The affect has been mixed. Islamophobia is on ascendance, so is the vote share of political parties that openly or covertly propagate anti-Islam and anti-Muslim sentiments. Strong opposition to Islamic Center near Ground Zero, profiling Muslims and surveillance of mosques are perfect examples of the spread of Islamophobia in America. In Europe opposition to the construction of mosque minarets in Switzerland – a country that usually carried the impression of being rather free from religious and racial problems – and the French President Sarkozy himself advocating and then getting legislation passed against Muslim veil give a measure of how deep and pervasive Islamophobia has spread across the Atlantic into Europe post-9/11 and its importance for political parties to gain power.  Democratic Netanyahu’s banning Adhan is borrowing from his democratic peers in the West!

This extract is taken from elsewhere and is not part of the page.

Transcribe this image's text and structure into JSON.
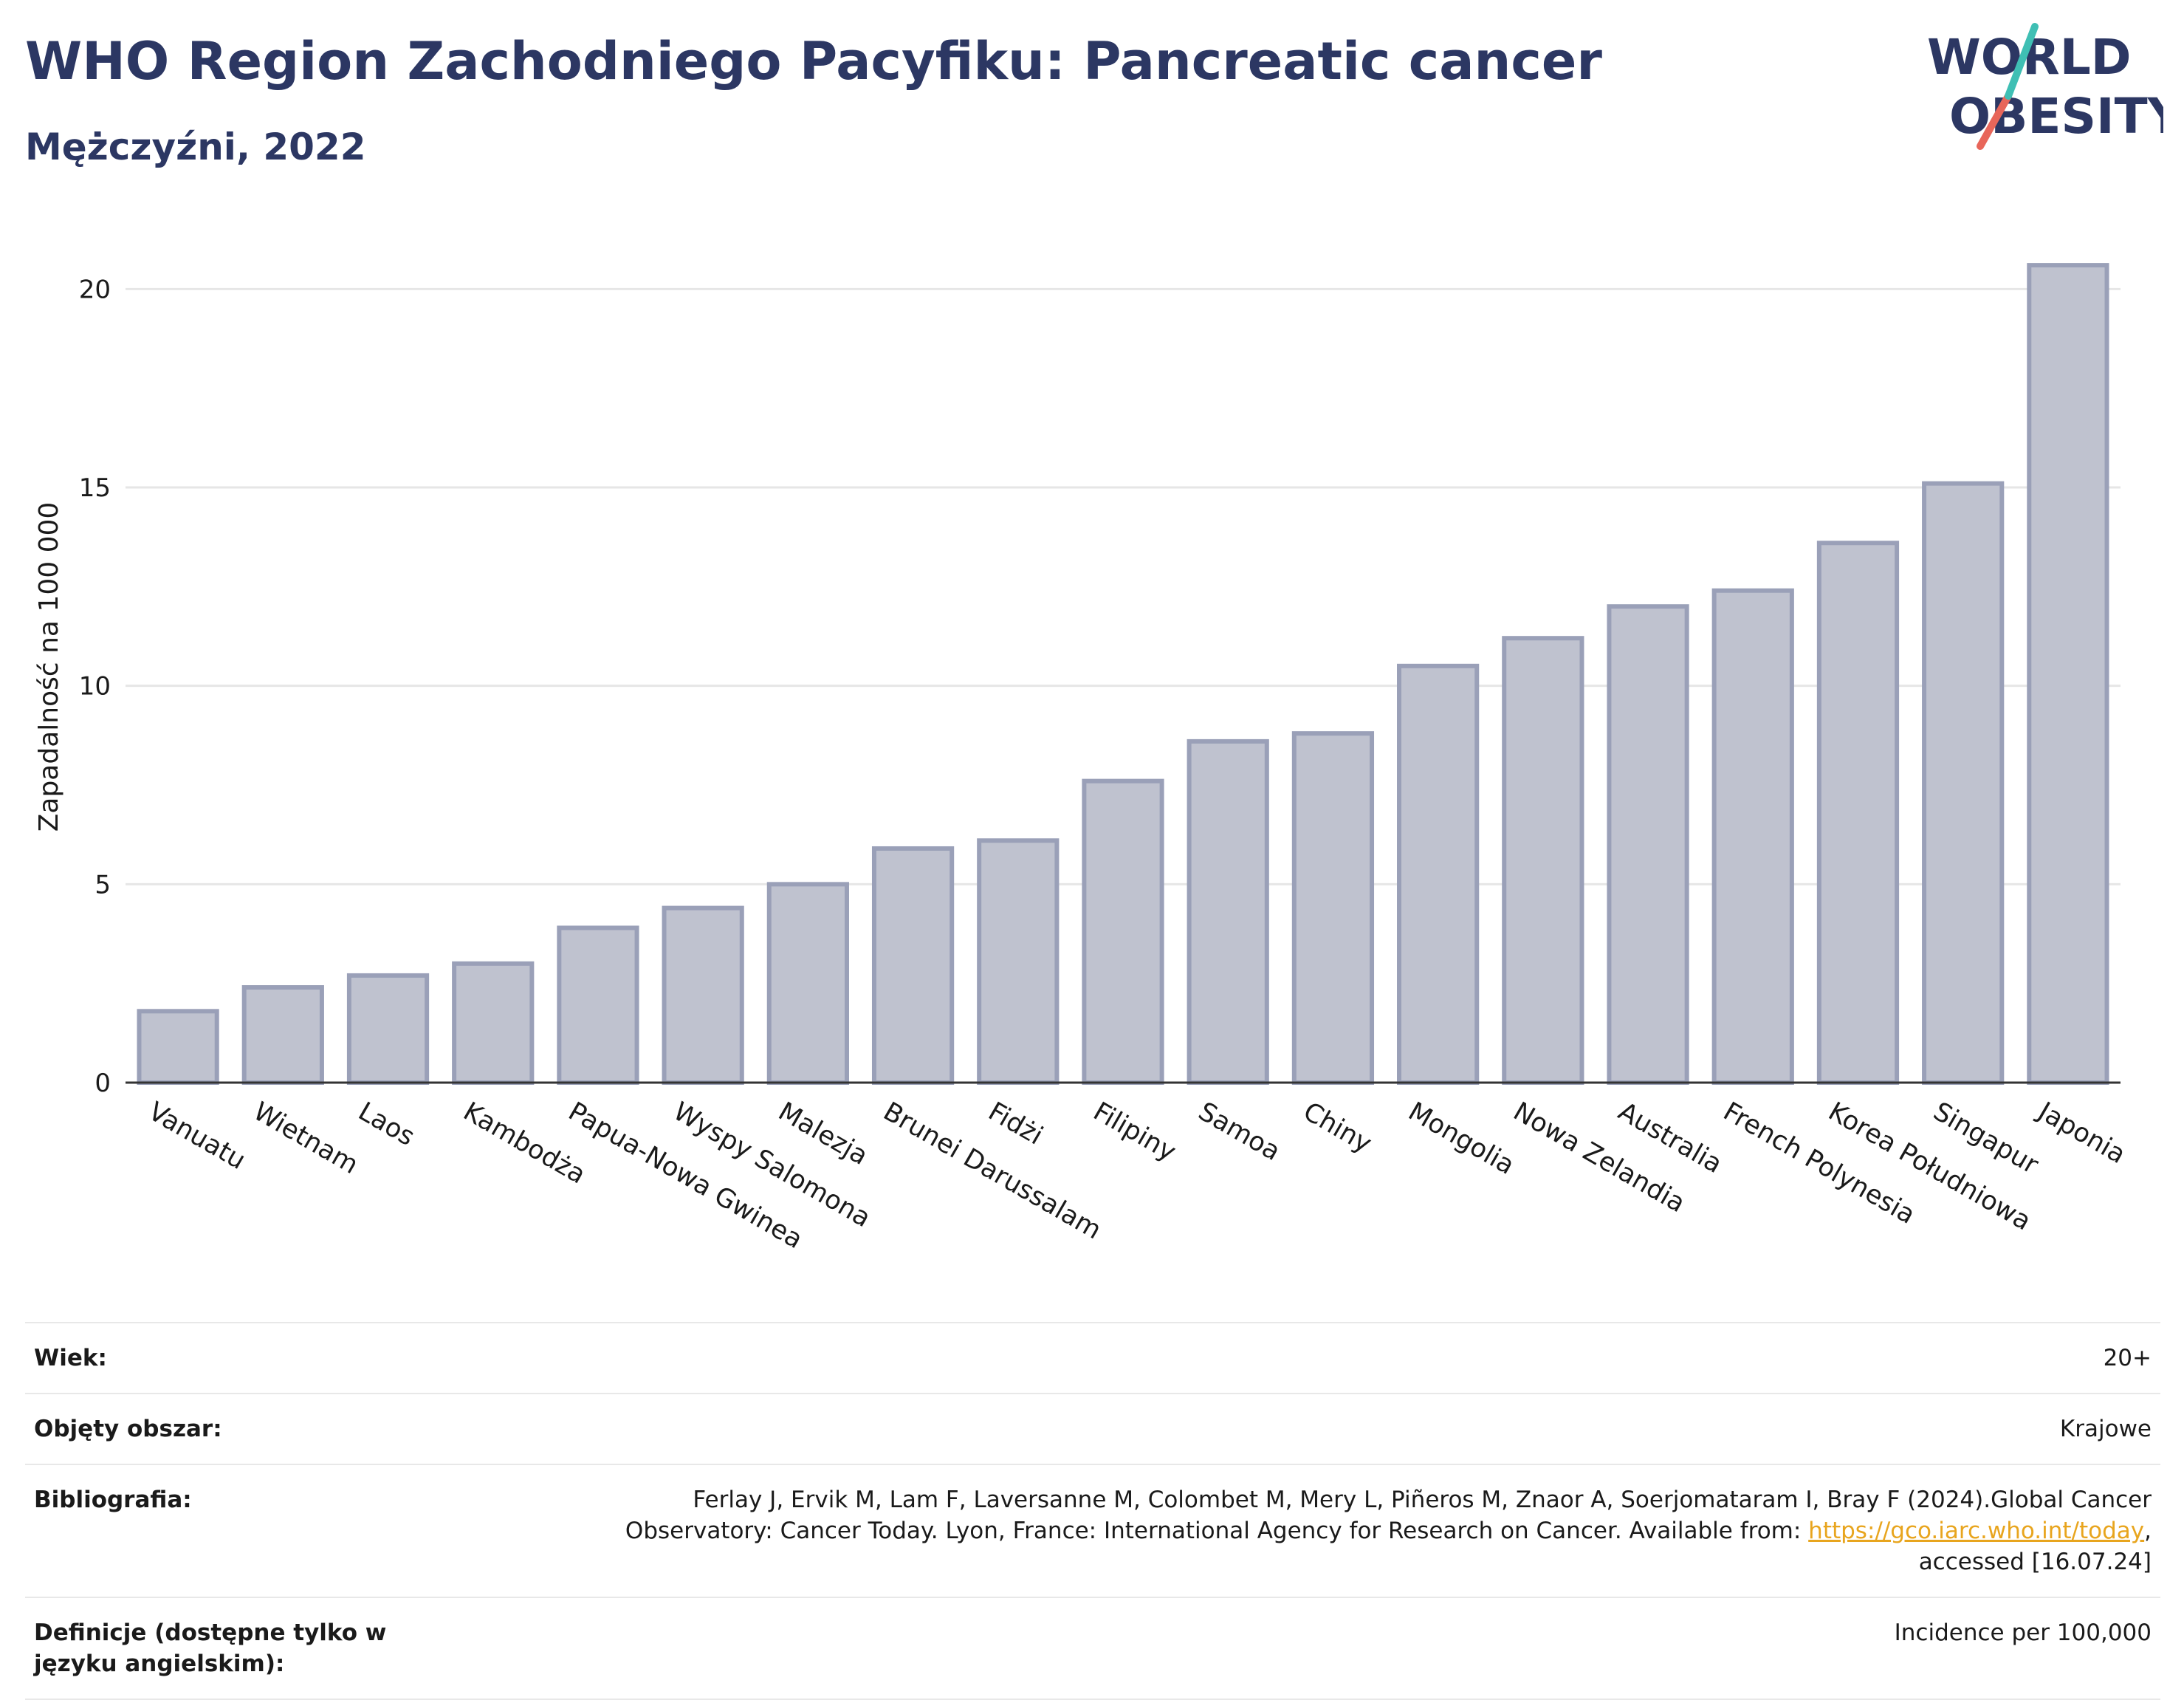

If this part of the story is depressing. That other part concerns the spread of Islam in the West among non-Muslims despite heightened Islamophobia and depressing condition of Muslims on international political front. 9/11 inconceivably prompted a spate for knowing about Islam among American Christians and in a short span thousands accepted Islam. The phenomenon has not slackened and the European scene is no different. It is this phenomenon that credits Islam among the fastest growing religions in the world. No ‘sword’ here!

The most astonishing part of the conversion (reversion) story, however, is that more than men it is women who embrace Islam – the same Islam whom “[m]any Westerners view … as a religion that restricts and subordinates women in both private and public life.” What on earth would make an educated Western woman go willingly for such an oppressive religion?

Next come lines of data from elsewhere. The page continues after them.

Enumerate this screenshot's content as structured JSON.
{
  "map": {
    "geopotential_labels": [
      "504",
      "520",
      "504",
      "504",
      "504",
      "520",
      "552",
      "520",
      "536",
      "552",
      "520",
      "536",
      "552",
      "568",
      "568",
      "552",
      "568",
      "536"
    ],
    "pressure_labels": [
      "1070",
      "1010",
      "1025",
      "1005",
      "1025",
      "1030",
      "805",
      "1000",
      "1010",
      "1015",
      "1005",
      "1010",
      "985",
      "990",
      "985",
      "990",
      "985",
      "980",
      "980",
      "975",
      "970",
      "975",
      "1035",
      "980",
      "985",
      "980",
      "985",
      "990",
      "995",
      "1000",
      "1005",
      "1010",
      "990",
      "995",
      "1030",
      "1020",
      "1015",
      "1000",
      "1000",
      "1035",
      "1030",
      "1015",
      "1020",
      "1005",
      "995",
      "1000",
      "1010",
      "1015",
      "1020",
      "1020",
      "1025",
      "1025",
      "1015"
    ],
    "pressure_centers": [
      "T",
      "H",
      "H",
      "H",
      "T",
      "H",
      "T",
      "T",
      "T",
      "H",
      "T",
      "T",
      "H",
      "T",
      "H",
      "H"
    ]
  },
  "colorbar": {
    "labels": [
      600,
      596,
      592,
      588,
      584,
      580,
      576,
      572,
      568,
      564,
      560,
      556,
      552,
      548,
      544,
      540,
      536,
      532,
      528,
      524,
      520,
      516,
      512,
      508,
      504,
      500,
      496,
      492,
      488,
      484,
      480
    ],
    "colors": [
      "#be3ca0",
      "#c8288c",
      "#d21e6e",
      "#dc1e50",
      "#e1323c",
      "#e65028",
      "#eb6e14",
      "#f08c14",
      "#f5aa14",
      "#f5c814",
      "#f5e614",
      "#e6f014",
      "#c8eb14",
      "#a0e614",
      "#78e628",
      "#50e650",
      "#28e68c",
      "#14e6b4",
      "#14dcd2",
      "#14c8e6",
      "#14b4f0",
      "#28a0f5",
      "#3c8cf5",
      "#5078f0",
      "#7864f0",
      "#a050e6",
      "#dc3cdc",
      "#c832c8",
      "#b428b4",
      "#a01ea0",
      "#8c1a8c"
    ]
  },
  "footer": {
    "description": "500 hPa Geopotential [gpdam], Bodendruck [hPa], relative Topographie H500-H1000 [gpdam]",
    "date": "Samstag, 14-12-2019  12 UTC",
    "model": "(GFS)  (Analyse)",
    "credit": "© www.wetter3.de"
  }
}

Trying to investigate this phenomenon some “leading historians, sociologists, anthropologists, and theologians” reach this conclusion (Women Embracing Islam, ed. Karin v. Nieuwkerk):  “The authors find that while no single set of factors can explain why Western women are embracing Islamic faith traditions, some common motivations emerge. These include an attraction to Islam’s high regard for family and community, its strict moral and ethical standards, and the rationality and spirituality of its theology ..”

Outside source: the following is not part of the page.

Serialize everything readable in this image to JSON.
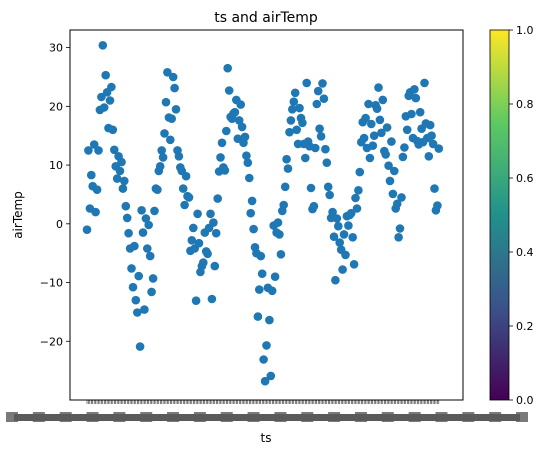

What a slap to those who see only evil in Islam without ever bothering as little as to touch Qur’an, let alone read and understand it or pondering how they have debased humans in general (OWS is a poignant reminder) and women in particular. However tight Sarkozy and his band may put blinkers on their eyes and plug cotton in their ears, there are people who continue to see and walk into the bright light.

The other equally encouraging development for Islam is the increasing acceptance for one of its most fundamental economic features that is directly related to its concept of justice and social equality, that is, interest-free banking. Again, an unintended consequence: this time of Western economic meltdown. Growing at the rate of nearly 20%, Islamic banking is now available in a large number of Western countries including America and Britain. Only this year HSBC and Goldman Sachs issued Islamic interest-free sukuk bonds worth a total of $2.5 billion and in Russia AK Bars bank secured loan on Islamic financial terms.

Banks may have their interests at heart to open up to the Islamic financial system in the existing breakdown of conventional banking but Vatican is supposed to have far wider religious responsibilities and gaze. Writing in Vatican’s official newspaper, L’Osservatore , economists Loretta Napoleoni and Claudia Segre suggest Islamic sukuk bonds may be alternative to revive international financial system!. Before Vatican it was Archbishop of Canterbury Dr. Rowan Williams who advocated implementing Shar’ia in marital law, financial transactions and arbitration in disputes!

– M. I. Bhat is former Head, Department of Geology & Geophysics, University of Kashmir, Srinagar, India. He contributed this article to PalestineChronicle.com.